Une troisième catégorie concerne la conservation et la protection ciblées (stratégiques) des systèmes naturels et écologiques aux échelles régionale et locale. Les auteurs font valoir que ces espaces peuvent remplir plusieurs fonctions simultanément en augmentant la viabilité de la ville pour ses habitants et en aidant à préserver l’environnement : espaces récréatifs et sportifs, espaces permettant la gestion écologique des eaux de pluie, habitats naturels protégés, espaces permettant même l’agriculture et la foresterie urbaines (notion d’autonomie via le support à la production locale), etc. Du point de vue de la forme, la mise en réseau de ces espaces sous formes de corridors et d’espaces continus maximiserait leurs potentiels et effets positifs (ex. : parcours linéaires récréatifs continus; préservation des abords des cours d’eau; circulation non-interrompue d’animaux).

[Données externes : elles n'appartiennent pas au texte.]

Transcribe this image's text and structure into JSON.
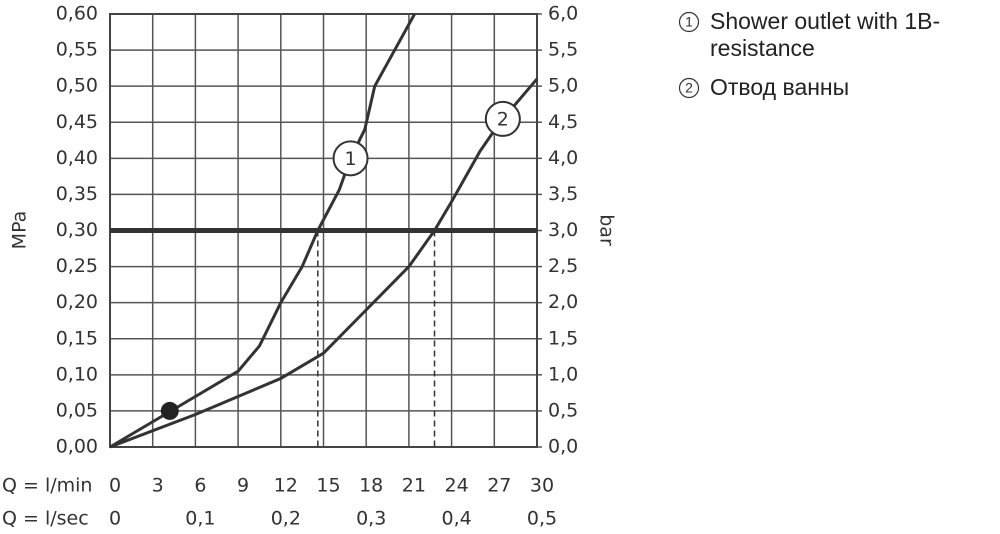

De plus, « l’ingénierie verte » peut aller très loin dans son intégration avec le cadre bâti et peut jouer un rôle important tant dans la réduction des impacts environnementaux de la ville que dans la création d’espaces agréables et confortables pour les habitants (ex. : parcs urbains et couverts végétaux au-dessus des trottoirs, aménagement de toitures vertes, aménagement de systèmes de captage des eaux de pluie intégrés au paysage urbain, design et construction de « bâtiments verts » aux performance écologiques très élevées, etc.).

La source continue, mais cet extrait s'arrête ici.